国内、海外のボクシング界の状況や試合の観戦記などを絶対的主観で書き綴るブログ

観戦記~WBAバンタム級~

2011年12月10日 | BOXING

王者:アンセルモ・モレノ vs 挑戦者:ビック・ダルチニヤン
試合結果:モレノ判定勝ち

●所見~モレノの場合~
管理人的にこの選手の評価は非常に高いが唯一疑問があった。
それはタフネス。
蓄積のダメージでは無い。
何故ならパンチを多く食わないから。
一発パンチをスパーンと食った時のダメージによるものだ。
それを証明するにはこの相手がうってつけ。
それでも7:3で王者予想だが。
そしてその予想通りに展開した。
序盤に危うさは感じられたがそれは相手の左フックによるもので本人によるものでは無かった。

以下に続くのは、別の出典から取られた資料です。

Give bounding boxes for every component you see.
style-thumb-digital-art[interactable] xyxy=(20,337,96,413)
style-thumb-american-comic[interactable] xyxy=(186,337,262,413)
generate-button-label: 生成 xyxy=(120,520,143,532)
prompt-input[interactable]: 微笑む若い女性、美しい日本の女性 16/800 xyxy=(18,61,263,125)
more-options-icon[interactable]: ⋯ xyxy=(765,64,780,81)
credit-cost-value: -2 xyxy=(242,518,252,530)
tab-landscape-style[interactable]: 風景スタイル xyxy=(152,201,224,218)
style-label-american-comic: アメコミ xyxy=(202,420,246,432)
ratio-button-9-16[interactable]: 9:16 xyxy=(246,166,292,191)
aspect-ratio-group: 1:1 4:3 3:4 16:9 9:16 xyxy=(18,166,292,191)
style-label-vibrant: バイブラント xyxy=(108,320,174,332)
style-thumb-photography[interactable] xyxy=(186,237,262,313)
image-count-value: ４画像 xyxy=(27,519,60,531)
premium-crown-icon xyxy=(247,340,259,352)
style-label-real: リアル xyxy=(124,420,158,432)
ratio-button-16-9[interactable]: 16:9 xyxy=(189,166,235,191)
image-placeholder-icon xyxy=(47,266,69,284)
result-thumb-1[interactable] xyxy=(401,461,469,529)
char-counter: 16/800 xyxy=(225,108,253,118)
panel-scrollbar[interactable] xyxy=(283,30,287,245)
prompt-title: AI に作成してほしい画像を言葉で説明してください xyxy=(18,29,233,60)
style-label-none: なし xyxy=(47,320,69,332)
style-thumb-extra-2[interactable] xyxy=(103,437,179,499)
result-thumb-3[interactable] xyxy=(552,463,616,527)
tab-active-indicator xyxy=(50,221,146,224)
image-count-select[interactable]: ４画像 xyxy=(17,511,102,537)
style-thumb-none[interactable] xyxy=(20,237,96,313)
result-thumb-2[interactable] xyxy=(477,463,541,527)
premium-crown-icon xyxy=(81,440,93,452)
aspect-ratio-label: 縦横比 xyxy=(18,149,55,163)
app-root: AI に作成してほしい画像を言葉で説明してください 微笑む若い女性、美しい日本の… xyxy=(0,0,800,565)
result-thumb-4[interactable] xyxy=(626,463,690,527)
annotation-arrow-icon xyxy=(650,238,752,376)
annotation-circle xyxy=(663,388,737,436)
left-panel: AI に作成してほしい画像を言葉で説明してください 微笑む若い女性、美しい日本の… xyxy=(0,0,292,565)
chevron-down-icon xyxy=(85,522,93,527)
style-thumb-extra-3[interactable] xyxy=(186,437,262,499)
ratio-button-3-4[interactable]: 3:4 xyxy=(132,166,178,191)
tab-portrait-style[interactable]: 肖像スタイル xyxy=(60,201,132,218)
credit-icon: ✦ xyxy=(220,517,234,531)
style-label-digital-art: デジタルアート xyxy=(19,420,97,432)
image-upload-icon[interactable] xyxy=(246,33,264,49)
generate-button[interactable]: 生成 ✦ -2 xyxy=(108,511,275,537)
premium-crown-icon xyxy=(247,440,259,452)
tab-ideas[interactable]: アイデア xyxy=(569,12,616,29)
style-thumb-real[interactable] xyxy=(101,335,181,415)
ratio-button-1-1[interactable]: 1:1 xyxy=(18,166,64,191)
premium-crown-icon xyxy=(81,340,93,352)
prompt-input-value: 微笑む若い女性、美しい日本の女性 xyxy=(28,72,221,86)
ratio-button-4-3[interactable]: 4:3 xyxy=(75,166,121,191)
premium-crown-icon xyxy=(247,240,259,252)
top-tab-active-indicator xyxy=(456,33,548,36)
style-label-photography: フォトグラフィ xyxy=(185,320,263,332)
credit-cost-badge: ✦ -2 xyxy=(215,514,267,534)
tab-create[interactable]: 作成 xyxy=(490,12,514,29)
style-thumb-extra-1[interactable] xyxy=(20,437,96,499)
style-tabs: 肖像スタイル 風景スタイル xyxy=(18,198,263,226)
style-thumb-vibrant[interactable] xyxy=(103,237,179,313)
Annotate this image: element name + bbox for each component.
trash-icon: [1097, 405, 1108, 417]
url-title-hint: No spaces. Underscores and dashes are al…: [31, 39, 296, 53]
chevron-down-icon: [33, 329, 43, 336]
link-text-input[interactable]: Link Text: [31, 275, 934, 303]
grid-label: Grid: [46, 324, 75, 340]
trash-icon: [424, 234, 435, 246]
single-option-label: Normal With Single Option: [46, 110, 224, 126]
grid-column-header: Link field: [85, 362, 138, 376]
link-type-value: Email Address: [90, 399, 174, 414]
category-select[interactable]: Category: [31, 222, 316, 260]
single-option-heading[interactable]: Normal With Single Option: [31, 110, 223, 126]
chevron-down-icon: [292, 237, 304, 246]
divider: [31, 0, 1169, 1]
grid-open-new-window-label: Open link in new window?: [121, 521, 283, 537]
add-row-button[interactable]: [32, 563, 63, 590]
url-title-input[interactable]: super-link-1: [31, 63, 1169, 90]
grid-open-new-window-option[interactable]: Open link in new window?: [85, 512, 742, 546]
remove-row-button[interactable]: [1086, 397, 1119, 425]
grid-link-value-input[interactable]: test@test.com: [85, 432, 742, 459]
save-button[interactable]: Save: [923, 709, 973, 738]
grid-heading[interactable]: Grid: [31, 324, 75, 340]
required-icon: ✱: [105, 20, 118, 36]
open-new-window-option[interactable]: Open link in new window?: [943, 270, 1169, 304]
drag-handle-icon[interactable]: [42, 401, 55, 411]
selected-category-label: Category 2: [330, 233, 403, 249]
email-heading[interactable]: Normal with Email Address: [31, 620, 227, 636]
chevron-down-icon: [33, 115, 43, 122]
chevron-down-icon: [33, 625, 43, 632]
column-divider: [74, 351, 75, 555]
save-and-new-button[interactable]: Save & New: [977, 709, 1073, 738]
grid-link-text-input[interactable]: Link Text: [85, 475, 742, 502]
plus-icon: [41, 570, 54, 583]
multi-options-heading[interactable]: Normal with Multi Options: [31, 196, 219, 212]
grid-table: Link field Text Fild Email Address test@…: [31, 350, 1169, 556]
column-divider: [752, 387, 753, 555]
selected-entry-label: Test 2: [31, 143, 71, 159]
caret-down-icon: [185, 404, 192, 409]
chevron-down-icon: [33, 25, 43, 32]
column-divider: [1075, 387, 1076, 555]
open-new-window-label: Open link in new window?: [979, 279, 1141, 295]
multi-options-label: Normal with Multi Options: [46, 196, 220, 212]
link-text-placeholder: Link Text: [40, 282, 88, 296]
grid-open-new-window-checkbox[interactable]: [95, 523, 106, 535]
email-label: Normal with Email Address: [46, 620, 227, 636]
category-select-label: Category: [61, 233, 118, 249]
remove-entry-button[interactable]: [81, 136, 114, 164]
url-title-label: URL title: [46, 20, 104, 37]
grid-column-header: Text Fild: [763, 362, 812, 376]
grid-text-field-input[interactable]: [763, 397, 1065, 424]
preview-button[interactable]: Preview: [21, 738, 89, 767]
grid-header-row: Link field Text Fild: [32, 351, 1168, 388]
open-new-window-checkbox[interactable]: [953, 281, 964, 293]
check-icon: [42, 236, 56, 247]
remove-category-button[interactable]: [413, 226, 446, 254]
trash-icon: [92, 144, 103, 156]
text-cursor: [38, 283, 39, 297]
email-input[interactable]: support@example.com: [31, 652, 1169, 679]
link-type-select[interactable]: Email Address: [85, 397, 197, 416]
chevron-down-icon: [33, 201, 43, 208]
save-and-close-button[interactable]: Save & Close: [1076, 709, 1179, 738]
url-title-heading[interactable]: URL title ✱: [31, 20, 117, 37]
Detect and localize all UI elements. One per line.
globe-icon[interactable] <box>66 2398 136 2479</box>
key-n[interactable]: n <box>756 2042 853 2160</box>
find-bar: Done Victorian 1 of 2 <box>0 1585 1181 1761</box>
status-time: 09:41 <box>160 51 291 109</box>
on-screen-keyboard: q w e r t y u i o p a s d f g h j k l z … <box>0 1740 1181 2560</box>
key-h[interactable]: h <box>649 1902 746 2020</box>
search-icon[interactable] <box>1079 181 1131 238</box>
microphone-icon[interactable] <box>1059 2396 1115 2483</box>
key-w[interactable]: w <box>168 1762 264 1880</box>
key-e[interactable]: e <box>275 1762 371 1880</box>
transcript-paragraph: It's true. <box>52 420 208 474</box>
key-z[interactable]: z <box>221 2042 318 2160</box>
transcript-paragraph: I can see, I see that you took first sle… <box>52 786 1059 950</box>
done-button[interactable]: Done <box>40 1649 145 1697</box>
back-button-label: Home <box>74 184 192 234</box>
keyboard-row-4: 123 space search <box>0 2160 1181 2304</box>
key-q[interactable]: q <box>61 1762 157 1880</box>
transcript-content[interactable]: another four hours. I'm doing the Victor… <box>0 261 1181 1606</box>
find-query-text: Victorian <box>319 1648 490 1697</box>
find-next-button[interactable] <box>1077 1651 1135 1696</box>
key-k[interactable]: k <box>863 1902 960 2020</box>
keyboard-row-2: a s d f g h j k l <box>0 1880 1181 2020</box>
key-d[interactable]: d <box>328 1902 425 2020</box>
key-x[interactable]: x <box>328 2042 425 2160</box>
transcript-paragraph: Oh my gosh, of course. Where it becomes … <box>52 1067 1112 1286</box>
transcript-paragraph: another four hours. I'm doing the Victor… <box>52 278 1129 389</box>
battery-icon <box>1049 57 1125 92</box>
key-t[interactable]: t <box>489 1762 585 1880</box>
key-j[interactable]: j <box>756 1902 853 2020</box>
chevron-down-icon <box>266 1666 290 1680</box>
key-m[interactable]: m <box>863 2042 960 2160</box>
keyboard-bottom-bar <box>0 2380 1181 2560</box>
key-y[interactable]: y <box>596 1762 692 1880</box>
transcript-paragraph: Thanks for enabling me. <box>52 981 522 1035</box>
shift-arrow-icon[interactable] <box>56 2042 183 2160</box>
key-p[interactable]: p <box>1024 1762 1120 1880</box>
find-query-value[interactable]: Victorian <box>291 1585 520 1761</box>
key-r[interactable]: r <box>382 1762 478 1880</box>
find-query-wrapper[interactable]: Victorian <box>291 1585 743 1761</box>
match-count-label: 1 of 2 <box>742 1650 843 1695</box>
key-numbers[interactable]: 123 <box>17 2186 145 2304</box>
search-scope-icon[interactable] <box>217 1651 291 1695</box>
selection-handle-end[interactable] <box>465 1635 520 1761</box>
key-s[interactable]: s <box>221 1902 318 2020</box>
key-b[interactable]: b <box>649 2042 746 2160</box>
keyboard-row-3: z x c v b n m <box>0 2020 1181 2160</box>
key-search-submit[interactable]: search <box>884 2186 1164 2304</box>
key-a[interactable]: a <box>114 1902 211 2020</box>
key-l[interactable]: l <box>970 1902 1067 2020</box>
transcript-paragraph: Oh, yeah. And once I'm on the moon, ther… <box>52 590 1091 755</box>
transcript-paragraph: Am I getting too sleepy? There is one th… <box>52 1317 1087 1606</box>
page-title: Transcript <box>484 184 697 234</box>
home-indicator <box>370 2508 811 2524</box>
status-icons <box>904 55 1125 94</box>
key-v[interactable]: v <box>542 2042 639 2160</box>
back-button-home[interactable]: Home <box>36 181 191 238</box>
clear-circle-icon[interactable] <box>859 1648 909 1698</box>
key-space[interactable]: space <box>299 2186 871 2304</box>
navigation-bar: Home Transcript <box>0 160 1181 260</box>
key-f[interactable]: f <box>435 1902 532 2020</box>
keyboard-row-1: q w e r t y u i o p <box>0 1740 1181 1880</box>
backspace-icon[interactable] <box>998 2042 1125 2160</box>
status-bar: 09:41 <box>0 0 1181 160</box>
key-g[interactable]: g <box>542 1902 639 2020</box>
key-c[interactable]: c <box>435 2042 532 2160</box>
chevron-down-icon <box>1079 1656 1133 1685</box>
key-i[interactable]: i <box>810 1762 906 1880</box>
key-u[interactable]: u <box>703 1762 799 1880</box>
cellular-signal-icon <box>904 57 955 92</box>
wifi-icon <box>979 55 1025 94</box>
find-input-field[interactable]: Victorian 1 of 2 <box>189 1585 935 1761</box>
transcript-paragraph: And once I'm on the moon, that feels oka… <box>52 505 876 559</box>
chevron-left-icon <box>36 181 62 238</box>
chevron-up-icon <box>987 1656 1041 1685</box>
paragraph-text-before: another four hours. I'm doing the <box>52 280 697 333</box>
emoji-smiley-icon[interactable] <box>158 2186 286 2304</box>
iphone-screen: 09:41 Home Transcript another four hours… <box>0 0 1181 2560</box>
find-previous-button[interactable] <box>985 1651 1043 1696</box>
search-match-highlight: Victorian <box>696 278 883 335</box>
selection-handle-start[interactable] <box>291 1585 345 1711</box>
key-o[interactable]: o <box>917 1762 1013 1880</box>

いつも書いているが尻をクイッと引いたスタンスで後に歩きながらジャブを打ち、パンチを交わしている。
フットワークはスリ足、ステップで無く、大きな歩幅で後ろに歩いている。
相手の踏込みにより前足が交錯する事もあるがバランスを崩す事は余り無い。
それは尻を引いたスタンスによるものだろう。
足腰と軸をしっかりと決めたスタンスは片足が崩れるとバランスを失うが、スタンダードを崩したスタンス
は崩れを想定しているので崩れ難い。
この選手はまさにそれで尻の引き具合が良いバランスとなっているのだろう。

後半は攻撃的になり、普段見られないワンツーからアッパーの強振も出た。
ディフェンスが良過ぎる選手は攻撃を過少されがちだが余り出さない、或いは強調されないだけ。
攻撃的センスがあるから自身のディフェンスが良くなるのだ。
あのディフェンス王、P・ウィテカも攻撃モードの時は鮮やかKOを見せた。

●所見~ダルチニヤンの場合~
引き腕のフック、ストレートをサンデーパンチとする選手は多いが
( 例えばL・ホームズ、JM・コッジ、LH級のM・スピンクス、尾崎 ( 富士雄 ) 氏 ) 、
どの選手も上質なジャブを持っていた。
基本的に引き腕のフック、ストレートが決まのはジャブありき。
ジャブで相手のディフェンスを崩し、タイミングを計り、距離を測る。
この選手はどれもやらない。
何時でも打ち込める構え、態勢からプレッシャーをかけ、打ち下ろし気味に思い切り打ち込む。
足腰のバネは余り使わず上体のパワーで打っている。
日本人の様なモンゴロイド人種には無い先天的な上体のパワーがあるから出来るものだ。
例えば総合格闘技でマウントを取った選手が打ち込むパンチで欧米、或いはブラジルの選手のそれは
強烈なパワーを感じさせるが日本人などはポコポコ叩いている様にしか見えない。
上体のパワーが違うからだ。

B級ではそのパワーのスケールがやや落ちた感がある。
F~SF級で強烈なKOを演出したのはその階級では超抜の威力で、左の威力がフェイントにも見えない
プレッシャーにもなっていたからだろう。
ジャブを打たず、左を打ちたいのならば構えをオーソドックスにしてみてはどうだろうか?
今更変えるのは無理だろうが ..。
左利きで左が強ければ前に置いた方がより決まり易く、連打も出る。
J・フレージャー、吉野 ( 弘幸 ) 氏、等はそのスタイルで左フックしか打たなかった。
( 信じられない程に左フックだけ )
恐らくこの選手がオーソドックスに矯正し、トレーニングで完璧に仕上げたとしても試合になったら
本来の姿に戻ってしまうのだろう。
7、8R辺り、左が当たらない苛立ちから 「 あぁ、またか 」 の表情がこの選手の今後を表す様に思えた。